I was talking to a fellow at the World Service's Analysis this afternoon, trying to flog my story on Governor Alamieyesiegha. It's received surprisingly little coverage here in the UK, so I've been hawking the story to Radio 4's foreign documentaries section, Law in Action, and a few others. The mister at Analysis says he can't do the story, sub judice and all that, but he takes my details down nonetheless. Five minutes later, he calls me, and I recognise that it's the Beeb's call sign. So I answer the phone, hopeful that he's changed his mind and he's going to offer me a job to dethrone Mark Thompson to become Director General of the BBC. Then he says, "he's jumped bail". The story had just hit the wires, so I called my mum in Nigeria to break the news.
After coughing up £500,000 of what may or may not have been stolen funds, the Governor slips out of the country. The borders of this country are porous. I don't mind them being porous coming in (I'm an immigration anarchist), but going out, they must be water-tight. Invariably, it's criminals who are trying to avoid the justice of the Crown that have to leave the country. The EFCC doesn't have the teeth to secure sufficiently high profile convictions because of matters such as immunity. The British government seems to be willing to do our bidding for us, Alamieyeseigha of course being the second bail jumper after Joshua Dariye last year.
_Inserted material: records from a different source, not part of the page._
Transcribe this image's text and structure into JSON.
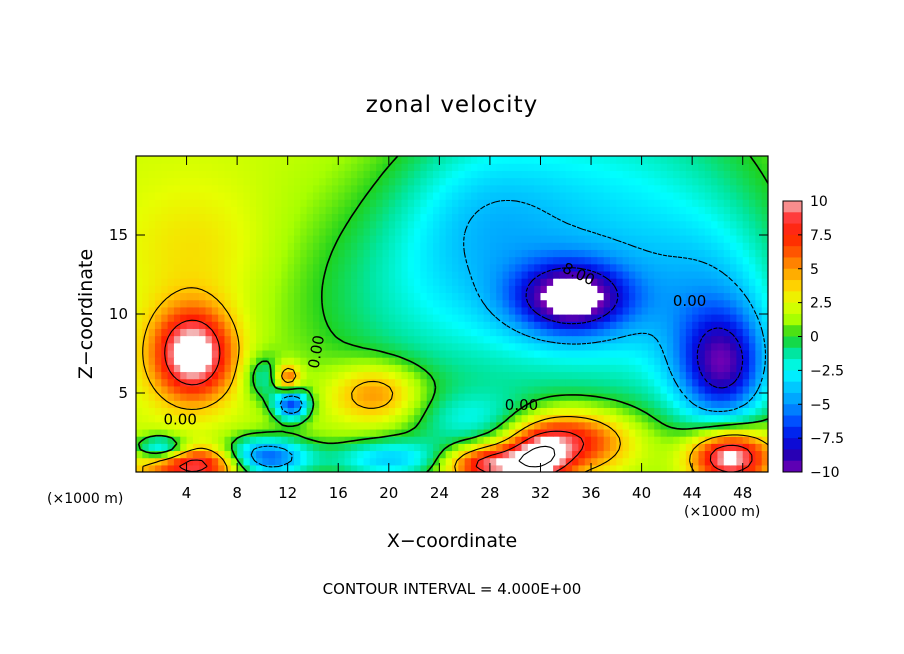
{
  "chart_data": {
    "type": "heatmap",
    "title": "zonal velocity",
    "xlabel": "X−coordinate",
    "ylabel": "Z−coordinate",
    "x_unit_left": "(×1000 m)",
    "x_unit_right": "(×1000 m)",
    "footer": "CONTOUR INTERVAL = 4.000E+00",
    "xlim": [
      0,
      50
    ],
    "ylim": [
      0,
      20
    ],
    "x_ticks": [
      {
        "value": 4,
        "label": "4"
      },
      {
        "value": 8,
        "label": "8"
      },
      {
        "value": 12,
        "label": "12"
      },
      {
        "value": 16,
        "label": "16"
      },
      {
        "value": 20,
        "label": "20"
      },
      {
        "value": 24,
        "label": "24"
      },
      {
        "value": 28,
        "label": "28"
      },
      {
        "value": 32,
        "label": "32"
      },
      {
        "value": 36,
        "label": "36"
      },
      {
        "value": 40,
        "label": "40"
      },
      {
        "value": 44,
        "label": "44"
      },
      {
        "value": 48,
        "label": "48"
      }
    ],
    "y_ticks": [
      {
        "value": 5,
        "label": "5"
      },
      {
        "value": 10,
        "label": "10"
      },
      {
        "value": 15,
        "label": "15"
      }
    ],
    "colorbar": {
      "range": [
        -10,
        10
      ],
      "ticks": [
        {
          "value": 10,
          "label": "10"
        },
        {
          "value": 7.5,
          "label": "7.5"
        },
        {
          "value": 5,
          "label": "5"
        },
        {
          "value": 2.5,
          "label": "2.5"
        },
        {
          "value": 0,
          "label": "0"
        },
        {
          "value": -2.5,
          "label": "−2.5"
        },
        {
          "value": -5,
          "label": "−5"
        },
        {
          "value": -7.5,
          "label": "−7.5"
        },
        {
          "value": -10,
          "label": "−10"
        }
      ],
      "stops": [
        {
          "value": 10,
          "color": "#f4b6b6"
        },
        {
          "value": 8.75,
          "color": "#ff3c3c"
        },
        {
          "value": 7.5,
          "color": "#ff1e00"
        },
        {
          "value": 6,
          "color": "#ff6000"
        },
        {
          "value": 5,
          "color": "#ff9a00"
        },
        {
          "value": 3.75,
          "color": "#ffd200"
        },
        {
          "value": 2.5,
          "color": "#e6ff00"
        },
        {
          "value": 1.25,
          "color": "#a8ff00"
        },
        {
          "value": 0,
          "color": "#1ed21e"
        },
        {
          "value": -1.25,
          "color": "#00e6a0"
        },
        {
          "value": -2.5,
          "color": "#00ffff"
        },
        {
          "value": -3.75,
          "color": "#00c8ff"
        },
        {
          "value": -5,
          "color": "#0096ff"
        },
        {
          "value": -6.25,
          "color": "#0050ff"
        },
        {
          "value": -7.5,
          "color": "#0010e6"
        },
        {
          "value": -8.75,
          "color": "#2800b4"
        },
        {
          "value": -10,
          "color": "#7800b4"
        }
      ]
    },
    "field": {
      "base": 2.0,
      "features": [
        {
          "x": 38,
          "y": 14,
          "sx": 9,
          "sy": 8,
          "a": -5
        },
        {
          "x": 34.5,
          "y": 11,
          "sx": 3.2,
          "sy": 1.6,
          "a": -8.5
        },
        {
          "x": 27,
          "y": 17,
          "sx": 5,
          "sy": 4,
          "a": -2.5
        },
        {
          "x": 46.5,
          "y": 6.5,
          "sx": 2.5,
          "sy": 2.5,
          "a": -7.5
        },
        {
          "x": 46,
          "y": 10,
          "sx": 4,
          "sy": 4,
          "a": -3
        },
        {
          "x": 22,
          "y": 11,
          "sx": 8,
          "sy": 5,
          "a": -2.8
        },
        {
          "x": 4.5,
          "y": 7.5,
          "sx": 2.2,
          "sy": 2.0,
          "a": 10
        },
        {
          "x": 19,
          "y": 5,
          "sx": 2.5,
          "sy": 1.3,
          "a": 4.5
        },
        {
          "x": 5,
          "y": 14,
          "sx": 4,
          "sy": 3,
          "a": 1.5
        },
        {
          "x": 12.3,
          "y": 4.3,
          "sx": 1.0,
          "sy": 0.7,
          "a": -8
        },
        {
          "x": 10,
          "y": 6,
          "sx": 1.0,
          "sy": 1.0,
          "a": -3
        },
        {
          "x": 12,
          "y": 6,
          "sx": 0.7,
          "sy": 0.6,
          "a": 5
        },
        {
          "x": 34,
          "y": 2,
          "sx": 3.5,
          "sy": 1.4,
          "a": 8
        },
        {
          "x": 32,
          "y": 0.8,
          "sx": 1.6,
          "sy": 1.1,
          "a": 6
        },
        {
          "x": 47,
          "y": 1,
          "sx": 2.2,
          "sy": 1.2,
          "a": 10
        },
        {
          "x": 28,
          "y": 0.5,
          "sx": 2.5,
          "sy": 0.8,
          "a": 8
        },
        {
          "x": 5,
          "y": 0.5,
          "sx": 3,
          "sy": 0.8,
          "a": 8
        },
        {
          "x": 10,
          "y": 0.9,
          "sx": 2.5,
          "sy": 0.9,
          "a": -9
        },
        {
          "x": 20,
          "y": 0.8,
          "sx": 3.5,
          "sy": 0.9,
          "a": -5
        },
        {
          "x": 2,
          "y": 1.5,
          "sx": 1.5,
          "sy": 0.6,
          "a": -6
        },
        {
          "x": 27,
          "y": 3.2,
          "sx": 3.5,
          "sy": 1.3,
          "a": -3
        }
      ]
    },
    "contour_labels": [
      {
        "x": 3.5,
        "y": 3.3,
        "text": "0.00",
        "rotate": 0
      },
      {
        "x": 30.5,
        "y": 4.2,
        "text": "0.00",
        "rotate": 0
      },
      {
        "x": 43.8,
        "y": 10.8,
        "text": "0.00",
        "rotate": 0
      },
      {
        "x": 14.3,
        "y": 7.6,
        "text": "0.00",
        "rotate": -80
      },
      {
        "x": 35.0,
        "y": 12.5,
        "text": "8.00",
        "rotate": 25
      }
    ]
  }
}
What Nigeria might have to do is a reversal of the Umaru Dikko incident in 1986. Perhaps the EFCC should hire Mossad trained heavies to drug and smuggle prominent Nigerians out of the country to stand trial for corruption in the UK. The Crown Prosecution Service seems to the have necessary enthusiasm to charge and try them. Besides, it might enhance Britain's already well hewn reputation for international justice - Pinochet, Roman Polanski vs Vanity Fair. I'm still hawking the story, and I suppose I could add "skipped bail" as part of my pitch.